La présidente du Comité Miss France Geneviève de Fontenay arrive pour participer au lancement des enveloppes de La Poste à l'effigie de Miss France 2010, Malika Ménard, à Caen, le 16 mars 2010. — AFP PHOTO KENZO TRIBOUILLARD

La dame au chapeau poursuit sa croisade. «J'ai ma liberté de penser. Je ne suis ni gâteuse, ni manipulée et ce n'est pas aujourd'hui que je vais renoncer à ce qui était toute ma vie», dit la présidente et fondatrice du Comité Miss France dans un communiqué.

Elle répond à Endemol, qui a estimé que son fils Xavier était l'instigateur de sa rupture avec la société de production du concours Miss France pour le compte de TF1.

«Pas prémédité»

«Je défends peut être des valeurs ringardes, mais j'y crois et beaucoup avec moi», a-t-elle ajouté, affirmant par ailleurs à l'AFP que la clause de non concurrence opposée par Endemol en cas d'organisation d'un concours dissident en 2011 comme elle l'a annoncé «ne tient pas».

«La clause de non concurrence ne jouerait que si nous organisions une cérémonie Miss France.
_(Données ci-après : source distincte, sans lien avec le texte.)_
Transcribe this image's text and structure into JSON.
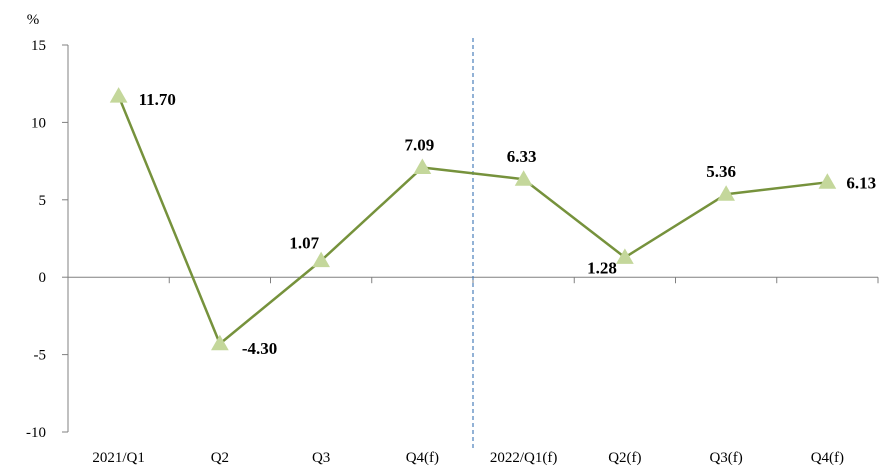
{
  "chart_data": {
    "type": "line",
    "yunit": "%",
    "ylim": [
      -10,
      15
    ],
    "yticks": [
      15,
      10,
      5,
      0,
      -5,
      -10
    ],
    "categories": [
      "2021/Q1",
      "Q2",
      "Q3",
      "Q4(f)",
      "2022/Q1(f)",
      "Q2(f)",
      "Q3(f)",
      "Q4(f)"
    ],
    "series": [
      {
        "values": [
          11.7,
          -4.3,
          1.07,
          7.09,
          6.33,
          1.28,
          5.36,
          6.13
        ],
        "value_labels": [
          "11.70",
          "-4.30",
          "1.07",
          "7.09",
          "6.33",
          "1.28",
          "5.36",
          "6.13"
        ]
      }
    ],
    "divider_after_category": "Q4(f)",
    "grid": false,
    "legend": "none",
    "colors": {
      "line": "#76923c",
      "marker": "#c4d79b",
      "axis": "#808080",
      "divider": "#4a7ebb"
    }
  }
}
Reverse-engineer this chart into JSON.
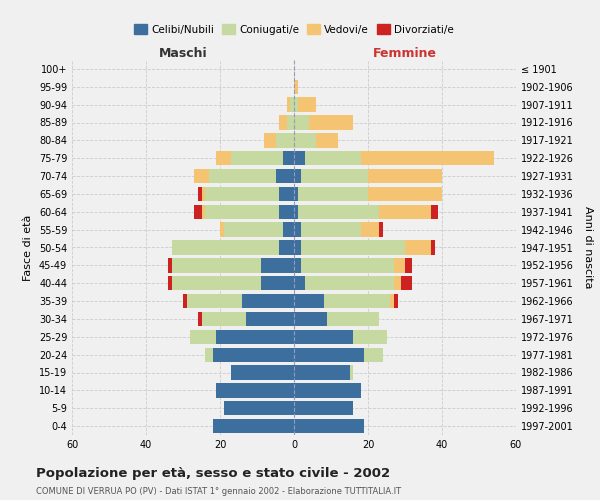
{
  "age_groups": [
    "0-4",
    "5-9",
    "10-14",
    "15-19",
    "20-24",
    "25-29",
    "30-34",
    "35-39",
    "40-44",
    "45-49",
    "50-54",
    "55-59",
    "60-64",
    "65-69",
    "70-74",
    "75-79",
    "80-84",
    "85-89",
    "90-94",
    "95-99",
    "100+"
  ],
  "birth_years": [
    "1997-2001",
    "1992-1996",
    "1987-1991",
    "1982-1986",
    "1977-1981",
    "1972-1976",
    "1967-1971",
    "1962-1966",
    "1957-1961",
    "1952-1956",
    "1947-1951",
    "1942-1946",
    "1937-1941",
    "1932-1936",
    "1927-1931",
    "1922-1926",
    "1917-1921",
    "1912-1916",
    "1907-1911",
    "1902-1906",
    "≤ 1901"
  ],
  "maschi": {
    "celibi": [
      22,
      19,
      21,
      17,
      22,
      21,
      13,
      14,
      9,
      9,
      4,
      3,
      4,
      4,
      5,
      3,
      0,
      0,
      0,
      0,
      0
    ],
    "coniugati": [
      0,
      0,
      0,
      0,
      2,
      7,
      12,
      15,
      24,
      24,
      29,
      16,
      20,
      20,
      18,
      14,
      5,
      2,
      1,
      0,
      0
    ],
    "vedovi": [
      0,
      0,
      0,
      0,
      0,
      0,
      0,
      0,
      0,
      0,
      0,
      1,
      1,
      1,
      4,
      4,
      3,
      2,
      1,
      0,
      0
    ],
    "divorziati": [
      0,
      0,
      0,
      0,
      0,
      0,
      1,
      1,
      1,
      1,
      0,
      0,
      2,
      1,
      0,
      0,
      0,
      0,
      0,
      0,
      0
    ]
  },
  "femmine": {
    "nubili": [
      19,
      16,
      18,
      15,
      19,
      16,
      9,
      8,
      3,
      2,
      2,
      2,
      1,
      1,
      2,
      3,
      0,
      0,
      0,
      0,
      0
    ],
    "coniugate": [
      0,
      0,
      0,
      1,
      5,
      9,
      14,
      18,
      24,
      25,
      28,
      16,
      22,
      19,
      18,
      15,
      6,
      4,
      1,
      0,
      0
    ],
    "vedove": [
      0,
      0,
      0,
      0,
      0,
      0,
      0,
      1,
      2,
      3,
      7,
      5,
      14,
      20,
      20,
      36,
      6,
      12,
      5,
      1,
      0
    ],
    "divorziate": [
      0,
      0,
      0,
      0,
      0,
      0,
      0,
      1,
      3,
      2,
      1,
      1,
      2,
      0,
      0,
      0,
      0,
      0,
      0,
      0,
      0
    ]
  },
  "colors": {
    "celibi_nubili": "#3d6f9e",
    "coniugati": "#c5d9a0",
    "vedovi": "#f5c472",
    "divorziati": "#cc2222"
  },
  "title": "Popolazione per età, sesso e stato civile - 2002",
  "subtitle": "COMUNE DI VERRUA PO (PV) - Dati ISTAT 1° gennaio 2002 - Elaborazione TUTTITALIA.IT",
  "xlabel_left": "Maschi",
  "xlabel_right": "Femmine",
  "ylabel_left": "Fasce di età",
  "ylabel_right": "Anni di nascita",
  "xlim": 60,
  "legend_labels": [
    "Celibi/Nubili",
    "Coniugati/e",
    "Vedovi/e",
    "Divorziati/e"
  ],
  "background_color": "#f0f0f0"
}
Personne ne peut nous empêcher d'organiser un autre concours de beauté avec une autre dénomination», a-t-elle dit.

Selon elle, les «dérives» dans l'organisation du concours Miss France qui devient «Miss Trash» coïncident avec l'arrivée chez Endemol d'une filiale de Mediaset, le groupe de télévision italien de Silvio Berlusconi.